Find the corrupted element
The main problem is to find the corrupted element to repair it. The log gives the file location (for real, there are many files corresponding to the given path and you can find the precise file by considering the block). But the problem is to identify what this file is corresponding to. In my case, that file was a pkey index but until you know it, you can’t repair it.
For finding the corresponding element, you can use the following SQL
SELECT pg_class.relfilenode, pg_namespace.nspname as schema_name, pg_class.relname, pg_class.relkind
JOIN pg_namespace on pg_class.relnamespace = pg_namespace.oid
ORDER BY pg_class.relfilenode ASC;
This is giving you results like the following, where the relfilenode fied is corresponding to the file number in the error message and the schema_name / relname to the corrupted element.
Repair the identified element
In my case the corrupted element was an index, this is a good situation as an index can be rebuilt without data loss. The following command solved the situation
REINDEX INDEX <index_name>;
In the case of a table, it seems that the Vacuum command can be used. Also you can use the zero_damaged_pages option : this one will avoid to have an error when a damaged paged is found, so the process will not crash, but the error stays and some data may be corrupted.

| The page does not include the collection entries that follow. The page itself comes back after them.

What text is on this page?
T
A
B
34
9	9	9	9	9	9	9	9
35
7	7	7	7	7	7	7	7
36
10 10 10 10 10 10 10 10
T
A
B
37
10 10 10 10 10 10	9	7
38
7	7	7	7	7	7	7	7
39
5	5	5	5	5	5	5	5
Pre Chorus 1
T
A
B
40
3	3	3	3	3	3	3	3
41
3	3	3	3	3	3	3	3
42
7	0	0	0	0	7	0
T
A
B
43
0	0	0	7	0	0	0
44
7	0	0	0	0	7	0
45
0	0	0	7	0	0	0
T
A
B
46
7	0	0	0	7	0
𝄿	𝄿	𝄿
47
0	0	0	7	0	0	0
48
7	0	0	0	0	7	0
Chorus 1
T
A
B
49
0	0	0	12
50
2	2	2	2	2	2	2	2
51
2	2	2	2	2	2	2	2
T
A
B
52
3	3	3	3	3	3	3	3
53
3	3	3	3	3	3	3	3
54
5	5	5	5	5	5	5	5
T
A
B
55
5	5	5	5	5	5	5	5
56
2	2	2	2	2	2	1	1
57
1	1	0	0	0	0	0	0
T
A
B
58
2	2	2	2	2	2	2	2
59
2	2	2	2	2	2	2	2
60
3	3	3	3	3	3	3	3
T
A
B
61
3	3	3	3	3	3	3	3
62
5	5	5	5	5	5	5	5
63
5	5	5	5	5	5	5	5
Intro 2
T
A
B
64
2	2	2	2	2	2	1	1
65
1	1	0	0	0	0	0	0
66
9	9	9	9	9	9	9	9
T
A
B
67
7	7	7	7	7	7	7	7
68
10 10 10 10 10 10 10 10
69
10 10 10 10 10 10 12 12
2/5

SET zero_damaged_pages on;
The VACUUM mechanism will recreate the table and as a consequence clear the damages. It seems logical to use it in conjunction with the previous set. I assume the damaged data will be lost.
VACUUM FULL <table_name>
This is blocking the table, create a new table, so you need to have 2x space free for doing this processing.
I did not experiment the table reparation, so I can’t give you any real feedback about this. I did the index rebuild with success and save my DB.